Questions
I'm trying to visualize panel data on individuals that includes both a discrete or categorical choice and a continuous choice in each time period. One common example of this situation is customers purchasing a product/subscription and then choosing how frequently to use the product/service.
I would like to show "flows" across time periods weighted by the continuous variable in each time period -- some sort of cross between a weighted stacked bar chart and a sankey or alluvial diagram. Sankey and alluvial diagrams fundamentally represent flows between nodes, where each flow has a single magnitude. Instead, I would like to show "flows" representing a continuous choice that might have different values in different time periods, even for the same individual. The resulting diagram would look very similar to a sankey or alluvial plot, except that the alluvia or "flows" would gradually change widths between time periods. For example, suppose a customer buys the same subscription in two time periods, but uses it more frequently in the second period; that usage could be represented by a band or "flow" that increases in width from the first to the second time period.
- Does this chart type already exist anywhere? I was unable to find any examples in a fairly extensive search. If it doesn't exist, I hope that the value of such a chart type is clear and that someone will name and create it! :)
- How might such a graph be "hacked" in R using existing alluvial or sankey libraries? I imagine this is not trivial, since those chart types are defined by constant flows between nodes.
Example in R
I'll walk through an example using R to clarify the problem. Here's an example data set:
library(tidyr)
library(dplyr)
library(alluvial)
library(ggplot2)
library(forcats)
set.seed(42)
individual <- rep(LETTERS[1:10],each=2)
timeperiod <- paste0("time_",rep(1:2,10))
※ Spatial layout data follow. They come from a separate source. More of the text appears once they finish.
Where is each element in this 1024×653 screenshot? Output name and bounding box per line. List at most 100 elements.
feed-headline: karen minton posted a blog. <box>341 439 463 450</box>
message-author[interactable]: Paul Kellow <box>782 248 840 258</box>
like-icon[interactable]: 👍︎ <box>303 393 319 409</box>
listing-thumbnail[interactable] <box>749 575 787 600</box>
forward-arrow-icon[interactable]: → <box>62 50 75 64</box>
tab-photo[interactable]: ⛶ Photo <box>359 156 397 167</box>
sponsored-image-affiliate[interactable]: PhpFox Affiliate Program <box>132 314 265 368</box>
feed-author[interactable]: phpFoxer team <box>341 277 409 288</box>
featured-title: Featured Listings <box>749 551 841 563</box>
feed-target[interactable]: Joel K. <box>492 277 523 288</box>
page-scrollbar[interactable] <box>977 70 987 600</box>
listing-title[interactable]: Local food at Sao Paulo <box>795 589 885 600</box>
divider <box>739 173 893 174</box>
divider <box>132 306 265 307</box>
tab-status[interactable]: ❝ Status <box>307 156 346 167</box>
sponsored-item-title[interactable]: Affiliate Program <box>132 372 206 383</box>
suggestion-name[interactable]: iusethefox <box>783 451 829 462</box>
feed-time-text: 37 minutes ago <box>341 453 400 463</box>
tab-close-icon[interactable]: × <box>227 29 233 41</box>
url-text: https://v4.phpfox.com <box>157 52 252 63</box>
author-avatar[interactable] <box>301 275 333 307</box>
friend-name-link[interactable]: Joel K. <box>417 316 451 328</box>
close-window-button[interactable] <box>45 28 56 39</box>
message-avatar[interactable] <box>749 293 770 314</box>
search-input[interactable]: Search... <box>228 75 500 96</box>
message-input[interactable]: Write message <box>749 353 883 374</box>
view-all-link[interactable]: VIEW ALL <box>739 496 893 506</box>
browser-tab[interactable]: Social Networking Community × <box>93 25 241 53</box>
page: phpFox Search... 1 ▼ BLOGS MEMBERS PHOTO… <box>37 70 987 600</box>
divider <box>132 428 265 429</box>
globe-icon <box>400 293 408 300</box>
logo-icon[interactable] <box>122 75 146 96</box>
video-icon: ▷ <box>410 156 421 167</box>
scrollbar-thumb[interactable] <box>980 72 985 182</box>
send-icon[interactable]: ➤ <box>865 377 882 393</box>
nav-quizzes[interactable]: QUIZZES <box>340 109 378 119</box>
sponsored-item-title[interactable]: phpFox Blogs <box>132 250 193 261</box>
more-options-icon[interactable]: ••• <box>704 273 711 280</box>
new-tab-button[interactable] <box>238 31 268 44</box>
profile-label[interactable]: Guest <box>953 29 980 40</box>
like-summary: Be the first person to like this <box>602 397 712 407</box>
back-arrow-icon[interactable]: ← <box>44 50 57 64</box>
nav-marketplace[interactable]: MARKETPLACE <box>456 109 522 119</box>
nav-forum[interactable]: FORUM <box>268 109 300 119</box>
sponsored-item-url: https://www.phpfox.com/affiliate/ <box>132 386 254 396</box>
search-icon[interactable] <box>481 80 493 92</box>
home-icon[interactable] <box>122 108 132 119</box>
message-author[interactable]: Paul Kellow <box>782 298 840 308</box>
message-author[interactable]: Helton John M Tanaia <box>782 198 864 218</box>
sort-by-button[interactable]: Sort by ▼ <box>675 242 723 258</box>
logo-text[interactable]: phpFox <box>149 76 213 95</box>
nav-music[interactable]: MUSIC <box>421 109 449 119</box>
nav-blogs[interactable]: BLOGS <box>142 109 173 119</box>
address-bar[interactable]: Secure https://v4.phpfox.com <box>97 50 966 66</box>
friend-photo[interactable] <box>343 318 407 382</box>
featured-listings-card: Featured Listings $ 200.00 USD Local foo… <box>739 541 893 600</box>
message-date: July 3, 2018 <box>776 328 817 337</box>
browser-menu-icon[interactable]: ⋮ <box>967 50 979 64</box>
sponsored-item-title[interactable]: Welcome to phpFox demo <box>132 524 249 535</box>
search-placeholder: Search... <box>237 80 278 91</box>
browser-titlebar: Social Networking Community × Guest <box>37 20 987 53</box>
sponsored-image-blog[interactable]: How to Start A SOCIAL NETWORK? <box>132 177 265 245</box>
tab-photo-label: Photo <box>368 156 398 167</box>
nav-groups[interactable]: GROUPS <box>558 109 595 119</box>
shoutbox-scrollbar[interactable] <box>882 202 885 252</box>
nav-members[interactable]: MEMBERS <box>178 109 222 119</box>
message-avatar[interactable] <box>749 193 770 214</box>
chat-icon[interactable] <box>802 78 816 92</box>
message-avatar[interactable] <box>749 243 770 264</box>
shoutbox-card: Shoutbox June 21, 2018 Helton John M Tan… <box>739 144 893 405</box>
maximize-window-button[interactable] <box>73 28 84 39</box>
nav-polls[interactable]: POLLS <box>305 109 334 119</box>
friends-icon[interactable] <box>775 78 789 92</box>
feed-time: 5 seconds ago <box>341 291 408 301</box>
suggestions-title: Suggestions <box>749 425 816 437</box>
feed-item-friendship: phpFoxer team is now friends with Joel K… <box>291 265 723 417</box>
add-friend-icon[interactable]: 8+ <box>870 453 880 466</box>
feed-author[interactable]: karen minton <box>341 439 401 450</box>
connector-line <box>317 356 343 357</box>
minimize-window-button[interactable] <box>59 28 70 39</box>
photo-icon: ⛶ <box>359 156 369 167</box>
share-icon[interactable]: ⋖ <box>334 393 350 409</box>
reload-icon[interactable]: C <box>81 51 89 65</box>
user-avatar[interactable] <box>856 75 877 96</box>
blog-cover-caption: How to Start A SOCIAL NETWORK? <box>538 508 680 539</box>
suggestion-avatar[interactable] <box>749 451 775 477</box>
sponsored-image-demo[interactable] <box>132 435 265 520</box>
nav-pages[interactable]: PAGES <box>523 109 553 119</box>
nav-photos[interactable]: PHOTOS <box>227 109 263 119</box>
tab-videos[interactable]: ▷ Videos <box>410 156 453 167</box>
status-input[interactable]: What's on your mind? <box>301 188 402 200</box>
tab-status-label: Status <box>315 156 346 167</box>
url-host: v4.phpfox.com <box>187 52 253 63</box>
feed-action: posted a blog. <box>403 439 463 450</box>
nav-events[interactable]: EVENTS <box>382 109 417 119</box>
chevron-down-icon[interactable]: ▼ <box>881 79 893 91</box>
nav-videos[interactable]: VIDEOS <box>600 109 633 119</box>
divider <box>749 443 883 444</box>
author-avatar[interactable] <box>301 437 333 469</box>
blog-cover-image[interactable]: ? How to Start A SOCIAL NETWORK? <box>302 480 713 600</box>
discretechoice <- factor(paste0("choice_",sample(letters[1:3],20, replace=T)))
continuouschoice <- ceiling(runif(20, 0, 100))
d <- data.frame(individual, timeperiod, discretechoice, continuouschoice)
I can visualize panel data for the discrete or categorical choice piece perfectly well. A stacked bar chart can be used to show how the number of individuals in each category changes over time. Alluvial or sankey diagrams can additionally show the individual movements that are causing changes in the category totals. For example:
# stacked bar diagram of discrete choice by individual
g <- ggplot(data=d,aes(timeperiod,fill=fct_rev(discretechoice)))
g + geom_bar(position="stack") + guides(fill=guide_legend(title=NULL))
# alluvial diagram of discrete choice by individual
d_alluvial <- d %>%
select(individual,timeperiod,discretechoice) %>%
spread(timeperiod,discretechoice) %>%
group_by(time_1,time_2) %>%
summarize(count=n()) %>%
ungroup()
alluvial(select(d_alluvial,-count),freq=d_alluvial$count)
I can also look at the continuous choice totals by category and across time periods by weighting the stacked bar chart.
# stacked bar diagram of discrete choice, weighting by continuous choice
g + geom_bar(position="stack",aes(weight=continuouschoice))
However, I cannot add any kind of individual "flows" across time periods to this weighted stacked bar chart. Those "flows" would have a different width in time period 1 than in time period 2, so they would need to be shown as gradually changing widths between the time periods. Sankey and alluvial diagrams, by contrast, have a single magnitude or width for each flow.